I have chosen to analyse the digipak for Coldplay’s fifth and most recent album – ‘Mylo Xyloto’. Below is the front album cover and the back of the album cover too.
Firstly, it is important to consider how the genre of the artist is evident through the codes and conventions used in the digipak. The album cover is fairly unconventional, in that it is more of a work of art as opposed to a cover that exposes the band’s genre through the use of costume, lighting and facial expression. This is primarily due to the fact that the band members are not present on the cover, and instead there is just a wall covered in different coloured graffiti.
However it is possible to look into iconography and how certain signs and symbols create meaning in the text (semiotics). We can use Roland Barthes’ framework to analyse the album cover for semiotics. On the back of the album there are 14 small symbols, each representing each individual track on the album. We can see that the symbols sum up the song into a small icon, hinting at the lyrics or the meaning of each track.
The colour on the digipak gives a deep insight into the genre of music inside the album, with brightneon/electric tones used in order to portray an upbeat, loud and electric genre of music.
Aside from the genre, it is vital to look at the media language used in the digipak and this includes the visual techniques that are used in the artwork. Seeing as the cover for ‘Mylo Xyloto’ is artistic and conceptual, camera techniques such as the rule of thirds, angle and framing are very hard to analyse, but it is possible to examine the texture, colour, tone and special effects used.
The texture of the background that the graffiti is sprayed onto is smooth and urban, reflecting the slower, calmer tracks in the album that are more stripped back and acoustic (such as Up in Flames). However, the colours and tones used for the graffiti and paint are bright and neon-like, which contrasts to their other album covers (Viva La Vida, X&Y, A Rush of Cold Blood to the Head and Parachutes) which are very naturalistic and organic in tones. The artwork/covers for these albums are shown below.
The text for the album name 'Mylo Xyloto' is very bold and rounded, and is simply an outline of each letter. The text is in white which stands out from the colourful, chaotic background and could be seen to represent simplicity in a world of chaos.
There is meaning behind these visual techniques, and Chris Martin believes that ‘Graffiti often has its critics, but it changes something that’s really drab and oppressive into something else… That’s the idea of the record too, is to be trying to find colour within darkness and depression and all the terrible things in the wold. It’s trying to find the light in them, and that’s what I think a lot of graffiti does, is put a lot of light into darkness.’ From this quote we can see that the meaning of the album is to create light and colour in a world of darkness and oppression, and the visuals mirror this message too.

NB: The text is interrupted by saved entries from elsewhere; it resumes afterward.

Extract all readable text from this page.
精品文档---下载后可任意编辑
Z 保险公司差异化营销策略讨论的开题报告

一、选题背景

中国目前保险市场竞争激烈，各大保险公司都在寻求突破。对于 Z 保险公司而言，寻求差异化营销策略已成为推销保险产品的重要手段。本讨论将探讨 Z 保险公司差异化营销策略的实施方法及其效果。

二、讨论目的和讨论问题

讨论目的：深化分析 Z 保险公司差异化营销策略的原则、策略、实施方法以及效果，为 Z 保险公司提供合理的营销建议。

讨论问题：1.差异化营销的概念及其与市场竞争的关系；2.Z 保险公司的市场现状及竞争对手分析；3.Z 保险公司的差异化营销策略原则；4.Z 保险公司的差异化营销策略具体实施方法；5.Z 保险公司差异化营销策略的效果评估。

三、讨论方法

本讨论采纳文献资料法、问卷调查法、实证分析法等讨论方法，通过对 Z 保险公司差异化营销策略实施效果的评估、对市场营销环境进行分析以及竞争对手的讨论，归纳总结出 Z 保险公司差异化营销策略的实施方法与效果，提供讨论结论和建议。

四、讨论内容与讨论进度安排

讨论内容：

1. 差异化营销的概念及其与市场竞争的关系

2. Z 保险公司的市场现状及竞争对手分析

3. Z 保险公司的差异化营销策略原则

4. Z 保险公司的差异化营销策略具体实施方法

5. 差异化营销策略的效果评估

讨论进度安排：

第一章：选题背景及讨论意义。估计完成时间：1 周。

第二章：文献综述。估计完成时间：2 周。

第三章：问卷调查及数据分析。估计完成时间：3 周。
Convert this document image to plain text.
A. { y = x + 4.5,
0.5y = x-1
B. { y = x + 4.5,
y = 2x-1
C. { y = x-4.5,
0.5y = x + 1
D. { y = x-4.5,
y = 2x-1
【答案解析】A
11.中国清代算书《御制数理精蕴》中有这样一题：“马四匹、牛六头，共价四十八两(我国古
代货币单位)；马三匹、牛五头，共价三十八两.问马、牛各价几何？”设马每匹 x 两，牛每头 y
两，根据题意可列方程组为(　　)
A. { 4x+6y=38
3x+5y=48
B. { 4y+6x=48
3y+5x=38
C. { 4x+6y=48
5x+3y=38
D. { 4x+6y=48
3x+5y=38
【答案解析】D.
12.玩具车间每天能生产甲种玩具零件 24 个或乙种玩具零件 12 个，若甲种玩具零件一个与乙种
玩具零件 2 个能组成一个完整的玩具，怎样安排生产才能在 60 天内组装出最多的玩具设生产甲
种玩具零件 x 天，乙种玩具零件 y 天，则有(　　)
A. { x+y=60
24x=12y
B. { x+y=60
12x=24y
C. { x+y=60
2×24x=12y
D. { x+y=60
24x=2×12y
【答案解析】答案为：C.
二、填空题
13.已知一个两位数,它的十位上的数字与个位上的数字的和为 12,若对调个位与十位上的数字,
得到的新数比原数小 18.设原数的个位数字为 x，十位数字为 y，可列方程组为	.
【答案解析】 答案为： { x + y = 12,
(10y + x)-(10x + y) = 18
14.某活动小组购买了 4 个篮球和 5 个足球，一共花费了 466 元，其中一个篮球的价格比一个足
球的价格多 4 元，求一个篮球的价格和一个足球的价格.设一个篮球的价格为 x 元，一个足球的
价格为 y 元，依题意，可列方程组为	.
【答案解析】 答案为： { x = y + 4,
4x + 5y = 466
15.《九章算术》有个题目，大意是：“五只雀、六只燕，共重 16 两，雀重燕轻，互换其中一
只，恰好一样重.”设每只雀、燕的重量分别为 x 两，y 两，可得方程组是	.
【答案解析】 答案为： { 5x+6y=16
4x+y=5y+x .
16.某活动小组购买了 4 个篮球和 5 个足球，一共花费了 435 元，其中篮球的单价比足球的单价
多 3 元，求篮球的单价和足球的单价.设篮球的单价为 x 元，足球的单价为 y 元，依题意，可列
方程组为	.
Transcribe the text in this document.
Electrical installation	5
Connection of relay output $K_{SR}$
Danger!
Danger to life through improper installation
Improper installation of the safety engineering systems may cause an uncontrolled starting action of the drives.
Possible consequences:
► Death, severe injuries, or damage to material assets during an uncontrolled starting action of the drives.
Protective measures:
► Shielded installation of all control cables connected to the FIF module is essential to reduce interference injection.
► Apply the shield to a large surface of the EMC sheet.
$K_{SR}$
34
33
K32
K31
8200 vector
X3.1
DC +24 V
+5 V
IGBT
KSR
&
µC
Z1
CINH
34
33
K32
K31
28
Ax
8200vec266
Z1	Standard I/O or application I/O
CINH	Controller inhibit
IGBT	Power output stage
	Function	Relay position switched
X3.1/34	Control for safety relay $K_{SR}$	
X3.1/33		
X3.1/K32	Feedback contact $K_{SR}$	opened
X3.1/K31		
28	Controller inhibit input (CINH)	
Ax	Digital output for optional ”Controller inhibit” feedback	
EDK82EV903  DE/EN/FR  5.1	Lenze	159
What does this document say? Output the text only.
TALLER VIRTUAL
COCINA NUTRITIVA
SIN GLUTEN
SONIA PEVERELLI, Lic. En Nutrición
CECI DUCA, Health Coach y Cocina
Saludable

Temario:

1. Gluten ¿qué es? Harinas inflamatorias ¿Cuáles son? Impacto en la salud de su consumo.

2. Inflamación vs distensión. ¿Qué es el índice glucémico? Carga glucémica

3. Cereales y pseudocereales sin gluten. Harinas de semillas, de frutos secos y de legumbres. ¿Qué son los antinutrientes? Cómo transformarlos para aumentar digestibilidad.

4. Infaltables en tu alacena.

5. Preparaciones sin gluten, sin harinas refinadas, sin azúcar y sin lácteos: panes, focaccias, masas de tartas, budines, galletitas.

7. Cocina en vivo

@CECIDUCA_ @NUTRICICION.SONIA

There is a certain amount of enigma in the album title ‘Mylo Xyloto’, and there are linguistic devices used in this. The two words are unknown to the English dictionary and were in fact coined and created by Coldplay themselves. In an interview, Chris Martin (the lead singer of the band) was questioned about the meaning behind the album name ‘Mylo Xyloto’ and why they used it for the album. He replied ‘You’ve got to have an interesting name…’ and did not explain much more of the meaning. Online forums have speculated about the meaning of ‘Mylo Xyloto’ some claiming it is to do with a graffiti artist named Mylo, and some believing that it was created to ‘just sound good’, however we will never know.
Coldplay are represented in an interesting way through the digipak artwork. The colour, paint and graffiti add to their ‘meta-narrative’ and connect the audience to the stars. The band’s meta-narrative portrays them as loud, vibrant, colourful, unique, authentic, interesting, and bright and reinforces their stardom. This helps to sell their product because the audience feel happy and excited when they see the colour and urban feel of the artwork and therefore somehow feel connected to the meta-narrative of Coldplay.
The fact that the Coldplay have adopted the urban aesthetic for the album and have chosen to use graffiti as a symbol reveals a great deal about the target audience and the demographic that they are aiming the album at. It suggests that they are targeting ‘Mylo Xyloto’ at teenagers and people of a younger age (young adults too), and this is reflected in the electric-indie/alternative genre that the band has created. The electric samples, synths and riffs or chords used throughout the tracks in the album are evident in the digipak and the cover appeals to the younger audience members which increases sales. It is vital for the record label and institution to get this correct in order to maximise overall profits of the album.